Estratto dell’articolo di Vittorio Sabadin per “il Messaggero”
Kristin Harila, una famosa scalatrice norvegese, è accusata di non avere prestato soccorso a un portatore morente: il 27 luglio lo ha superato con i suoi compagni di scalata per arrivare in fretta agli 8.609 metri del K2, la seconda montagna più alta del mondo dopo l'Everest. Harila voleva stabilire un nuovo record: avere scalato tutti i 14 Ottomila del mondo in soli 92 giorni.
Mentre lei festeggiava sulla vetta insieme al suo sherpa nepalese Tenjen, 400 metri più sotto, nel «Collo di bottiglia» che è considerato uno dei passaggi più difficili dell'ascensione, Mohammad Hassan, 27 anni, stava morendo di freddo e per le ferite causate da una caduta.
Pakistano, padre di tre figli, aveva deciso di far parte della spedizione pur non avendo quasi nessuna esperienza di scalate, perché aveva bisogno di soldi per pagare le medicine alla madre diabetica. Non indossava guanti, né un piumino tecnico, né aveva bombole d'ossigeno.
Non era uno sherpa: doveva occuparsi della manutenzione delle corde, e alcuni scalatori che lo avevano visto salire senza le protezioni necessarie lo avevano invitato a tornare al campo base, ma non li aveva ascoltati.

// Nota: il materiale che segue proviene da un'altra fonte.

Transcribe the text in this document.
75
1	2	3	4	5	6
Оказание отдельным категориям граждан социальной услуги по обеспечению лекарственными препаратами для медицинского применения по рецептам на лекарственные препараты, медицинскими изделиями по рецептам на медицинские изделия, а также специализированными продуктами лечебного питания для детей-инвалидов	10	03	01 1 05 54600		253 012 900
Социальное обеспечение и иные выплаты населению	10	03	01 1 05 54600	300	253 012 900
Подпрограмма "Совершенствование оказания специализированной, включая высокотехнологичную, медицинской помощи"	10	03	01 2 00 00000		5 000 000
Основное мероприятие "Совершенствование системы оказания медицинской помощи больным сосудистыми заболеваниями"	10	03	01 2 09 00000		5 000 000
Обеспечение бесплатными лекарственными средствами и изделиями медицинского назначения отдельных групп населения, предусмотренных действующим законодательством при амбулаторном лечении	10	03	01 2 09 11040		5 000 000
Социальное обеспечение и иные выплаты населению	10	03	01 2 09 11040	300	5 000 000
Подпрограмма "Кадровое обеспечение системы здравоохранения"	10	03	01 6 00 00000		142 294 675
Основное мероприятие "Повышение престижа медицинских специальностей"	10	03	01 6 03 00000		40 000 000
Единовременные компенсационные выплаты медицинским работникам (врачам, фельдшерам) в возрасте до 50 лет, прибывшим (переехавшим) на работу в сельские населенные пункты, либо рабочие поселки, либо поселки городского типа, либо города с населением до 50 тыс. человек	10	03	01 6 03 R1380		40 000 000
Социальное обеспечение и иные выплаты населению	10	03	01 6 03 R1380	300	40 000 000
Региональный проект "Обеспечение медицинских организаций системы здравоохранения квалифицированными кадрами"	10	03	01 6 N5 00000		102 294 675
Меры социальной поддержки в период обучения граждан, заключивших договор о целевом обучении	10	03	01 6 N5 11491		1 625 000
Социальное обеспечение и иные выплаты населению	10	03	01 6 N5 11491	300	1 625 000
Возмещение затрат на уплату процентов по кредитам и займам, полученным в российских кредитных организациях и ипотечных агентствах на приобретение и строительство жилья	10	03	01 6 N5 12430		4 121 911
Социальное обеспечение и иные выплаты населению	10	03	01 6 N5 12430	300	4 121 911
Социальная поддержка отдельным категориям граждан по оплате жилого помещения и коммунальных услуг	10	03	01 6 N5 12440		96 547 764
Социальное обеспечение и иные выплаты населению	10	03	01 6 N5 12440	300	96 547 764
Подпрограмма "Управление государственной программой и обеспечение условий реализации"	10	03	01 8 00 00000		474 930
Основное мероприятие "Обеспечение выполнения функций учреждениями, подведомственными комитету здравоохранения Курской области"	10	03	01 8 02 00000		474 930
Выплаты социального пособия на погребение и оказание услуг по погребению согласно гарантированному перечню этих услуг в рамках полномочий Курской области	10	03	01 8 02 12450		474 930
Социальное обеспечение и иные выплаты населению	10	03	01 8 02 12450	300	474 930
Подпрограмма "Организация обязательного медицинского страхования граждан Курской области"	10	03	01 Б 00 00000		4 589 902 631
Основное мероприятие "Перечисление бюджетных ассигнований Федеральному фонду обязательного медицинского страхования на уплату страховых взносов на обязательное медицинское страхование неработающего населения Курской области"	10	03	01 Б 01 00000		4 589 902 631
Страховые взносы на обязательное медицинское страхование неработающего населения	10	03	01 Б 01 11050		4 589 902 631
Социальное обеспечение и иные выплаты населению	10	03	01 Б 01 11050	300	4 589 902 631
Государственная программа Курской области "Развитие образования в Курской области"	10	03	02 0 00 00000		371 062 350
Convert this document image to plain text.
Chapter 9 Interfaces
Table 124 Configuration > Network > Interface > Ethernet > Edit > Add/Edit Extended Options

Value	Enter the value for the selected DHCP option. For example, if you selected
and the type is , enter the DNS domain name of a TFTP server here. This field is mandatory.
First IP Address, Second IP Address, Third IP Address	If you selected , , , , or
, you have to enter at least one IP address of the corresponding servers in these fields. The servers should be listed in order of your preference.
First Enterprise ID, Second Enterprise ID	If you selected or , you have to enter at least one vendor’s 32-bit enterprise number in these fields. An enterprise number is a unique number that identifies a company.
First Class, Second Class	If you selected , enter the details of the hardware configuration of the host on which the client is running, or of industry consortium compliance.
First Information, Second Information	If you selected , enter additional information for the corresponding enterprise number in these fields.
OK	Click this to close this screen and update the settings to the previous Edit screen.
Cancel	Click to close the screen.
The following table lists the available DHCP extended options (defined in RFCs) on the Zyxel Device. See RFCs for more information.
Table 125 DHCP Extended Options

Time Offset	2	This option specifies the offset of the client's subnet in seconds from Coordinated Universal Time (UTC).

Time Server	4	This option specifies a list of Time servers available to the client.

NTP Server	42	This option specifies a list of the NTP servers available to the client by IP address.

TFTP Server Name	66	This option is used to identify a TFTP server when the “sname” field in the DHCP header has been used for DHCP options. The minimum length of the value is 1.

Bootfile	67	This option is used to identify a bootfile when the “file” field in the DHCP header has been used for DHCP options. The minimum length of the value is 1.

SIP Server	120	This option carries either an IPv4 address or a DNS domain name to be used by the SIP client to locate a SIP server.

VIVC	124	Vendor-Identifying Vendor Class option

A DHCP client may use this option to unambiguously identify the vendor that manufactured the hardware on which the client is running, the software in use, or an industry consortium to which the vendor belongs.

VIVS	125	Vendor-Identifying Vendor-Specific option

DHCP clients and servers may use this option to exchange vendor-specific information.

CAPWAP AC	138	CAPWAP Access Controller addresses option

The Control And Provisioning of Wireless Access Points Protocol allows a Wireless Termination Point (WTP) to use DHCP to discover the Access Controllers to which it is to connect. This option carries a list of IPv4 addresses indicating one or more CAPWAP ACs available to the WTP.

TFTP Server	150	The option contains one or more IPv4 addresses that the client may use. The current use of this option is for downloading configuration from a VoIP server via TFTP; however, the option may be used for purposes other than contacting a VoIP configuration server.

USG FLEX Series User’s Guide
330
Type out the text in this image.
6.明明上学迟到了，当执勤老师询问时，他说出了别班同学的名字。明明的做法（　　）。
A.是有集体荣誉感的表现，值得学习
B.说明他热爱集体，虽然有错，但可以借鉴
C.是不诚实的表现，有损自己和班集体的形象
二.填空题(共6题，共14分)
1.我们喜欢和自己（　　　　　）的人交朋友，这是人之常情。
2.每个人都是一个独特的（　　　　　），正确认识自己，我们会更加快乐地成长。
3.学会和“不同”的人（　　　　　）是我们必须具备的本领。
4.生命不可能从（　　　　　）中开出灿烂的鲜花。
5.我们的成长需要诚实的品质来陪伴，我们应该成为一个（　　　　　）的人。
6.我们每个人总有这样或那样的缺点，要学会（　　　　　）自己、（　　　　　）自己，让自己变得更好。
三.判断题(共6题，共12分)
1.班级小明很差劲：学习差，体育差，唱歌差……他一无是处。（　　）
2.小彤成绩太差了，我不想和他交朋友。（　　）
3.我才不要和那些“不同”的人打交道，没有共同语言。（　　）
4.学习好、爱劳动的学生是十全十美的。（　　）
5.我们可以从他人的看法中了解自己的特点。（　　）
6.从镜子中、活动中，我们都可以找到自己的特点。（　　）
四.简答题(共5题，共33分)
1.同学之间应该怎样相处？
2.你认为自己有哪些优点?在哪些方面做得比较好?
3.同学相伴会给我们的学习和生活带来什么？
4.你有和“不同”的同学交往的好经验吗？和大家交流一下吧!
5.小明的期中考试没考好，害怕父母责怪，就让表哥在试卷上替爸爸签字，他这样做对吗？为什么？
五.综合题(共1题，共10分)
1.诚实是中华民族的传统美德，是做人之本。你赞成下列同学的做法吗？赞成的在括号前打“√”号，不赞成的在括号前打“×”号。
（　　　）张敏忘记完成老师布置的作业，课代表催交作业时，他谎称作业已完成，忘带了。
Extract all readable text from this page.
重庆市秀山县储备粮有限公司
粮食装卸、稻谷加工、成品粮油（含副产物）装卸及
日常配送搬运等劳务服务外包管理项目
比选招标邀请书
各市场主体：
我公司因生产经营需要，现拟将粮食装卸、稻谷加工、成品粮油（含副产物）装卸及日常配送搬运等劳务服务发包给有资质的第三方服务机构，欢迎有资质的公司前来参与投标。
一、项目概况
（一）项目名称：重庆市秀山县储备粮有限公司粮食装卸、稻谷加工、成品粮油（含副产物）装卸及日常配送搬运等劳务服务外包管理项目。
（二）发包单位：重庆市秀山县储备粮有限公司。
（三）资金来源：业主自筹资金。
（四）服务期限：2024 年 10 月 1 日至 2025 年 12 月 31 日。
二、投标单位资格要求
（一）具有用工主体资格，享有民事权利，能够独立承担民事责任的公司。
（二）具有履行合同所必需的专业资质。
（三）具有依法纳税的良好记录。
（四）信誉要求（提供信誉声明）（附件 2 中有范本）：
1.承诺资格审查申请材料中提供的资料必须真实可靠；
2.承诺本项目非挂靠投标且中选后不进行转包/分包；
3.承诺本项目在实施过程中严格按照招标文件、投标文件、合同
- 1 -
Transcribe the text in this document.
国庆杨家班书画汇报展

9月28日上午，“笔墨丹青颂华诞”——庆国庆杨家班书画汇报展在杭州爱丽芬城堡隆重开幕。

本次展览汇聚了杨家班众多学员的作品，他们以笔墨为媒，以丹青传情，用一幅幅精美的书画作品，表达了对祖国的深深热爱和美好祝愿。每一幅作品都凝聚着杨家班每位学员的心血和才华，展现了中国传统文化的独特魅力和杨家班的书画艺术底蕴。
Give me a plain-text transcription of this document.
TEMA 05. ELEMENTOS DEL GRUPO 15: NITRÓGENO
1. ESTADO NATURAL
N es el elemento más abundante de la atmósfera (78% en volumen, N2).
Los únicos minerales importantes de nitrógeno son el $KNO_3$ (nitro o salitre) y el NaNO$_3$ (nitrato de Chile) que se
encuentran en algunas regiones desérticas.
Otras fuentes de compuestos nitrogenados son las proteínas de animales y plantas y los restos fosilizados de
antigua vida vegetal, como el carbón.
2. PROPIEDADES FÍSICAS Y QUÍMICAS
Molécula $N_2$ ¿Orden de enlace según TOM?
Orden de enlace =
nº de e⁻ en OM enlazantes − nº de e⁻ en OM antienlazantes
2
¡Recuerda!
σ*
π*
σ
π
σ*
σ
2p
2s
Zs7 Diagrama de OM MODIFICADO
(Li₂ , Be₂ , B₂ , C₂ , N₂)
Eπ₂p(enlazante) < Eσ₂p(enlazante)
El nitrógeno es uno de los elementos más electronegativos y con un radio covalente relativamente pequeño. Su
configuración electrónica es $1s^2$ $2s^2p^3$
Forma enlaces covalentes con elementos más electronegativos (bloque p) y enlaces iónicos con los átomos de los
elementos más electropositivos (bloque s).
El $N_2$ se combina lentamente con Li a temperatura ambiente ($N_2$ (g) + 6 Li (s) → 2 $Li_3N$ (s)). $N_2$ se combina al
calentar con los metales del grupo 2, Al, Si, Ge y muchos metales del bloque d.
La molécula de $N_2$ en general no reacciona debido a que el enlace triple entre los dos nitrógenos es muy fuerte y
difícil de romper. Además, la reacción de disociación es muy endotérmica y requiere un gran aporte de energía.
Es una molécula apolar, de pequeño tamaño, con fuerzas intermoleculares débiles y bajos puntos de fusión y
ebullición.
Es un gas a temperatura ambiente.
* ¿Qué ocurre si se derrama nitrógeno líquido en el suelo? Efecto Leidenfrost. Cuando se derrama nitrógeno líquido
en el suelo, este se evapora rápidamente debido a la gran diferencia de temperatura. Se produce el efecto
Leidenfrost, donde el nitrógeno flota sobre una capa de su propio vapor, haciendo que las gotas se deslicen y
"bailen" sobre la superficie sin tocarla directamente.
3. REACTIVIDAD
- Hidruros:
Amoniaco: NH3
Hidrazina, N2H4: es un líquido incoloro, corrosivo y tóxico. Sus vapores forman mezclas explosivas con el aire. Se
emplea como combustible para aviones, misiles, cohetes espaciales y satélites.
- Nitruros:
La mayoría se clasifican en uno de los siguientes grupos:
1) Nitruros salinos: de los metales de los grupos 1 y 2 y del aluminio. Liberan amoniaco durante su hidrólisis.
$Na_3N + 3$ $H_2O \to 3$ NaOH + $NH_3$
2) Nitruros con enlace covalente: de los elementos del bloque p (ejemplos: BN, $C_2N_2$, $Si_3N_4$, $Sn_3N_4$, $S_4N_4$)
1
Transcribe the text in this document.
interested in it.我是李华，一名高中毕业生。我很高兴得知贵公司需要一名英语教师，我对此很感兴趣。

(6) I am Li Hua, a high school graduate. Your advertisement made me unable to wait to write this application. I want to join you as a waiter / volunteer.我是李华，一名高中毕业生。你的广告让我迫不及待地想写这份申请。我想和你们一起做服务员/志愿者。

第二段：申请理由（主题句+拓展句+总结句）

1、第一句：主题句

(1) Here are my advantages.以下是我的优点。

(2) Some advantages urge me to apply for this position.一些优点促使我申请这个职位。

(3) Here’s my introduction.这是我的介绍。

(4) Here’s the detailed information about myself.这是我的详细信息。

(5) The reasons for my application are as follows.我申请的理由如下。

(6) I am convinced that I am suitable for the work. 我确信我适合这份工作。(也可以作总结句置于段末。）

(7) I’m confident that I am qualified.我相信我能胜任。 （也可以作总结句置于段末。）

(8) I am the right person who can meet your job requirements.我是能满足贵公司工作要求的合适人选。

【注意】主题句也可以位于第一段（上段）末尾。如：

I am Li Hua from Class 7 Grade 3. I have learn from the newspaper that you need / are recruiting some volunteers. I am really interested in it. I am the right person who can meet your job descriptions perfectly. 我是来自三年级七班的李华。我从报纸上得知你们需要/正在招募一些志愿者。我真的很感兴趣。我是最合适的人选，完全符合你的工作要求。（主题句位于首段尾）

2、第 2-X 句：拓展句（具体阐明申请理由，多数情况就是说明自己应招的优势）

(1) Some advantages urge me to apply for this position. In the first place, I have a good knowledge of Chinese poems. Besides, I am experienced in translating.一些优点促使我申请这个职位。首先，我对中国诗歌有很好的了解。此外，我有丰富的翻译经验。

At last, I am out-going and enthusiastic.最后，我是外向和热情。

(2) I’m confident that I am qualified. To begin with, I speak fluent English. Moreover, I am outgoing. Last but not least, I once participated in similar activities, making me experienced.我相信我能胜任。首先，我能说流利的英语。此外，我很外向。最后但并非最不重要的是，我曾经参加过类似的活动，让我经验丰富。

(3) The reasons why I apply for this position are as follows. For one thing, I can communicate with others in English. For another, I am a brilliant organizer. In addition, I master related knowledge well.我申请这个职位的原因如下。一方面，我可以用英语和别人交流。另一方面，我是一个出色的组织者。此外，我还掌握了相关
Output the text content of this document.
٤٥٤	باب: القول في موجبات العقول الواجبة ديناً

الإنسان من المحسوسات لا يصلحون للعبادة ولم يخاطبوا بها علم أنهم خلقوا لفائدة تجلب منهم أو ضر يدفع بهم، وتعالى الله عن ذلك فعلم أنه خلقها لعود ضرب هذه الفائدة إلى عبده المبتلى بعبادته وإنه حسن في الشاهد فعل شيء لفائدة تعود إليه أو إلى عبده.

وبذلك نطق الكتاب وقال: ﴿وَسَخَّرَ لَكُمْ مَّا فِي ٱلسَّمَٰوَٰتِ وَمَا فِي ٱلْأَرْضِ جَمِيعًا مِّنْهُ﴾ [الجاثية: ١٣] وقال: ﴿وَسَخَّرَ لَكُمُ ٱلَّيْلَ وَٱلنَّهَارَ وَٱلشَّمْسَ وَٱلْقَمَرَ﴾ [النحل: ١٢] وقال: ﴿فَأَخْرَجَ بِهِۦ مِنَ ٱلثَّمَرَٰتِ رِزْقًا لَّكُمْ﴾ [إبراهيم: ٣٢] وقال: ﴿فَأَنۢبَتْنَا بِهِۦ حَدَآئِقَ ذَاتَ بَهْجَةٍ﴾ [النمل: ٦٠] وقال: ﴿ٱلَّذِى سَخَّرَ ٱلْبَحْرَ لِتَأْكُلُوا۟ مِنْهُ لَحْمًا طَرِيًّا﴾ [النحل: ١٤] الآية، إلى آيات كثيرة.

Della morte di Hassan nessuno saprebbe niente se sul K2 quel giorno non ci fossero state altre spedizioni in coda per salire. Philip Flämig, un austriaco che scalava con l'amico Wilhelm Steindl, ha filmato con un drone la scia di alpinisti che passava sopra le gambe di Hassan, disteso nella neve su uno stretto passaggio a strapiombo. Una sola persona lo stava assistendo, tutti gli altri si affrettavano verso la cima per raggiungere la quale avevano speso molto tempo, energie e denaro.
«È stata una vergogna ha detto Flämig al giornale Der Standard . Cose del genere sono impensabili nelle Alpi. Se l'uomo fosse stato occidentale sarebbe stato salvato immediatamente, mentre gli sherpa sono considerati esseri umani di seconda classe.